The idea of protecting critical habitat is to protect the ecosystem that has traditionally supported an endangered species, i.e. the plover.  However, the fatal flaw in the science (or lack of) behind the ESA is that by restricting the access of people, dogs and/or horses from critical habitat USFWS officials may be affecting the plover adversely.  Prior to doing such, a full environmental study should be undertaken.  When wolves were systematically eliminated from Yellowstone, it was not expected to have the negative effect that was observed over the years that followed.  Reintroduction of wolves has revitalized the ecosystem in Yellowstone National Park.   With the wolf back, coyote numbers are dwindling, while other animals are rebounding big time.  After a wolf pack has had their fill of a kill of deer or elk, the remains are food for grizzly bears, mountain lions, eagles and ravens.  Grizzlies were seriously threatened before the wolf’s return, and they as well as the plants are recovering.  With elk being eliminated by the wolves, the willow and aspen trees are recovering from the elk’s overgrazing.  The willow and aspen provide food for beavers, who are now building the first beaver dams seen in 50 years.  The succulents that grow in the ponds behind the dams provide additional food for grizzly bears.  Clearly if the situation had been studied thoroughly at the time, the decision to allow the removal of the wolf from the ecosystem would never have been made.


As part of its review in the Federal Register on whether the plover should stay on the ESA threatened species list at all, the agency admits:  “In 30 years of implementing the Act, the Service has found that the designation of statutory critical habitat provides little additional protection to most listed species, while consuming significant amounts of available conservation resources.”  It goes on to say that designating critical habitat “provides little real conservation benefit, is driven by litigation and the courts rather than biology, limits our ability to fully evaluate the science involved, consumes enormous agency resources, and imposes huge social and economic costs.”

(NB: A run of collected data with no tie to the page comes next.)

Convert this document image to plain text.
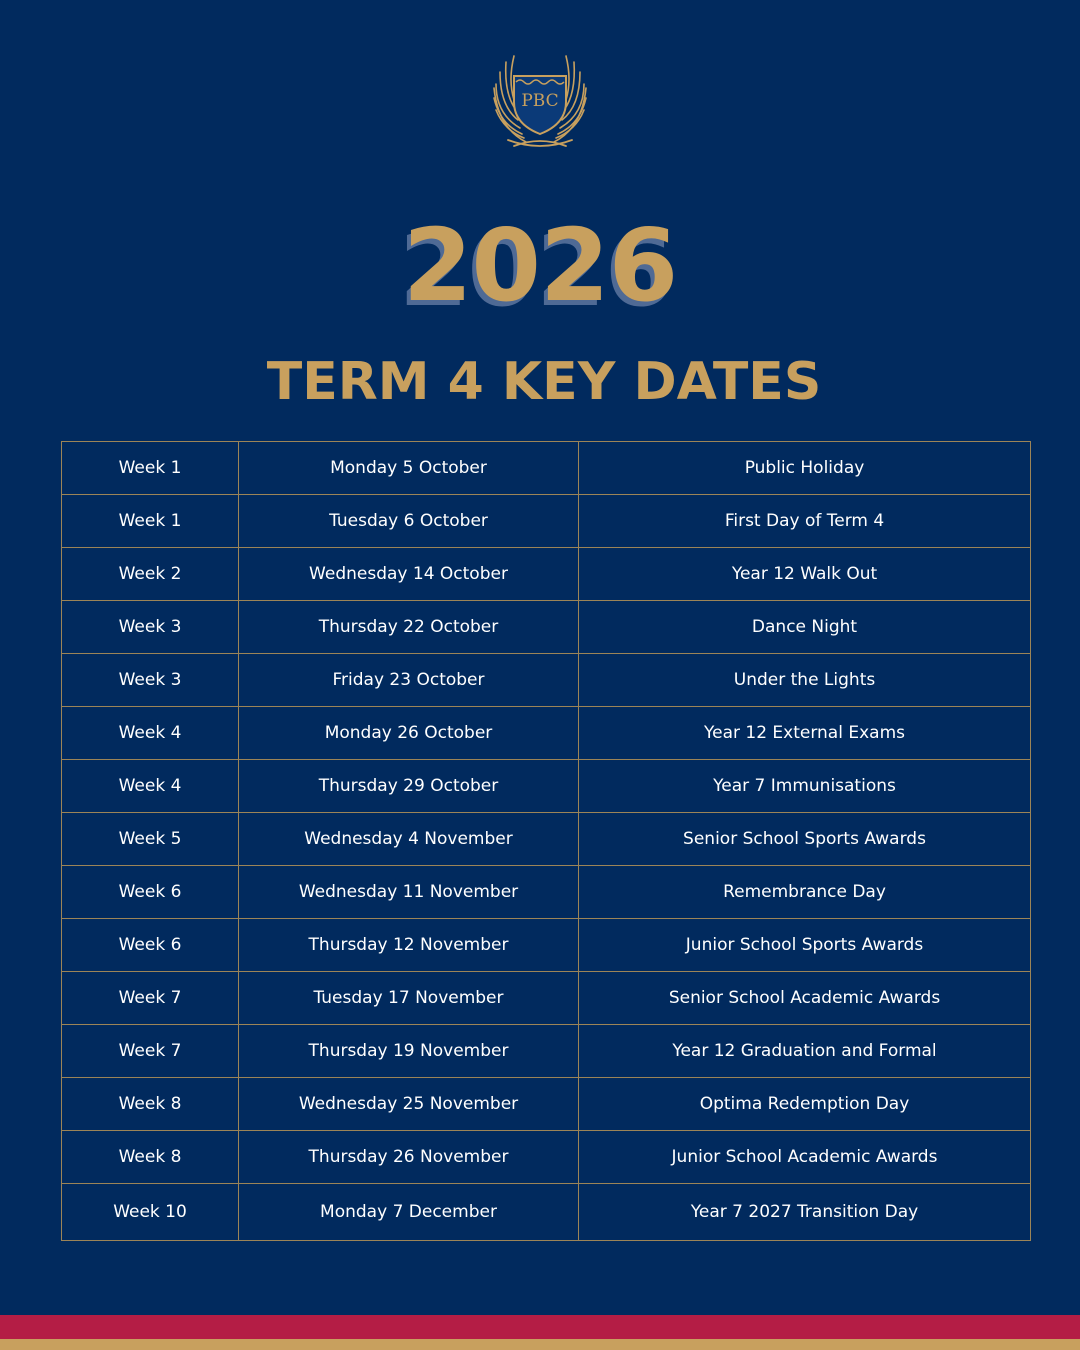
PBC
2026
TERM 4 KEY DATES
Week 1	Monday 5 October	Public Holiday
Week 1	Tuesday 6 October	First Day of Term 4
Week 2	Wednesday 14 October	Year 12 Walk Out
Week 3	Thursday 22 October	Dance Night
Week 3	Friday 23 October	Under the Lights
Week 4	Monday 26 October	Year 12 External Exams
Week 4	Thursday 29 October	Year 7 Immunisations
Week 5	Wednesday 4 November	Senior School Sports Awards
Week 6	Wednesday 11 November	Remembrance Day
Week 6	Thursday 12 November	Junior School Sports Awards
Week 7	Tuesday 17 November	Senior School Academic Awards
Week 7	Thursday 19 November	Year 12 Graduation and Formal
Week 8	Wednesday 25 November	Optima Redemption Day
Week 8	Thursday 26 November	Junior School Academic Awards
Week 10	Monday 7 December	Year 7 2027 Transition Day
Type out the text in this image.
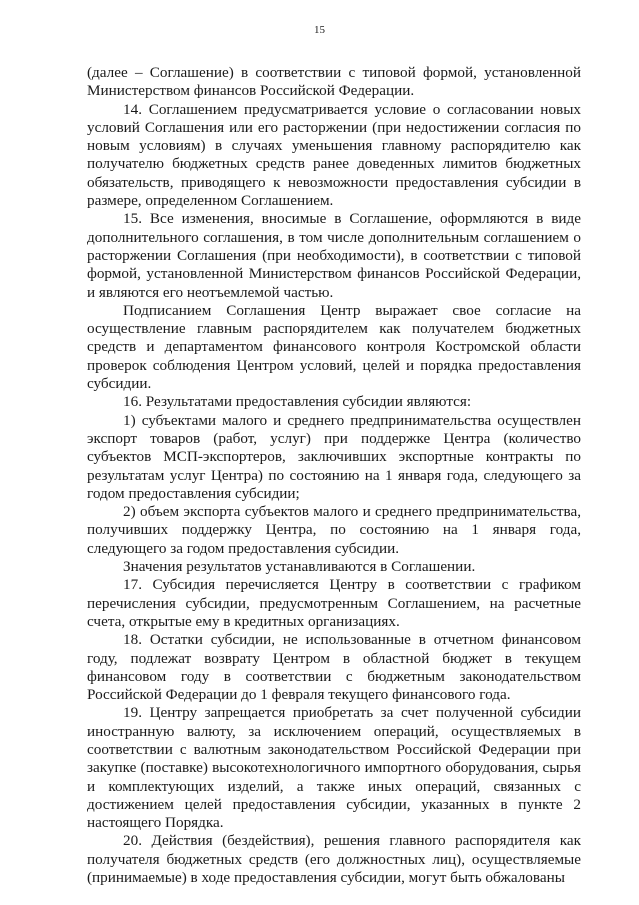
15

(далее – Соглашение) в соответствии с типовой формой, установленной Министерством финансов Российской Федерации.

14. Соглашением предусматривается условие о согласовании новых условий Соглашения или его расторжении (при недостижении согласия по новым условиям) в случаях уменьшения главному распорядителю как получателю бюджетных средств ранее доведенных лимитов бюджетных обязательств, приводящего к невозможности предоставления субсидии в размере, определенном Соглашением.

15. Все изменения, вносимые в Соглашение, оформляются в виде дополнительного соглашения, в том числе дополнительным соглашением о расторжении Соглашения (при необходимости), в соответствии с типовой формой, установленной Министерством финансов Российской Федерации, и являются его неотъемлемой частью.

Подписанием Соглашения Центр выражает свое согласие на осуществление главным распорядителем как получателем бюджетных средств и департаментом финансового контроля Костромской области проверок соблюдения Центром условий, целей и порядка предоставления субсидии.

16. Результатами предоставления субсидии являются:

1) субъектами малого и среднего предпринимательства осуществлен экспорт товаров (работ, услуг) при поддержке Центра (количество субъектов МСП-экспортеров, заключивших экспортные контракты по результатам услуг Центра) по состоянию на 1 января года, следующего за годом предоставления субсидии;

2) объем экспорта субъектов малого и среднего предпринимательства, получивших поддержку Центра, по состоянию на 1 января года, следующего за годом предоставления субсидии.

Значения результатов устанавливаются в Соглашении.

17. Субсидия перечисляется Центру в соответствии с графиком перечисления субсидии, предусмотренным Соглашением, на расчетные счета, открытые ему в кредитных организациях.

18. Остатки субсидии, не использованные в отчетном финансовом году, подлежат возврату Центром в областной бюджет в текущем финансовом году в соответствии с бюджетным законодательством Российской Федерации до 1 февраля текущего финансового года.

19. Центру запрещается приобретать за счет полученной субсидии иностранную валюту, за исключением операций, осуществляемых в соответствии с валютным законодательством Российской Федерации при закупке (поставке) высокотехнологичного импортного оборудования, сырья и комплектующих изделий, а также иных операций, связанных с достижением целей предоставления субсидии, указанных в пункте 2 настоящего Порядка.

20. Действия (бездействия), решения главного распорядителя как получателя бюджетных средств (его должностных лиц), осуществляемые (принимаемые) в ходе предоставления субсидии, могут быть обжалованы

I implore Ms. Hatch and the GGNRA to stop their perversion of science to justify their bias against dogs and their owners.   Let’s not repeat the fiasco of the Bank Swallow at Fort Funston when dealing with the plover at Ocean Beach.  Can we get back to the basic fundamentals of science when attempting to solve the problems of both nature and mankind?  Leave the “junk” where it truly belongs, i.e., in the yards designated for its disposal, in the driveways of neighborhood garage sales, and in the mouths of predacious ravens.  Not in what purports to be an objective, scientific study.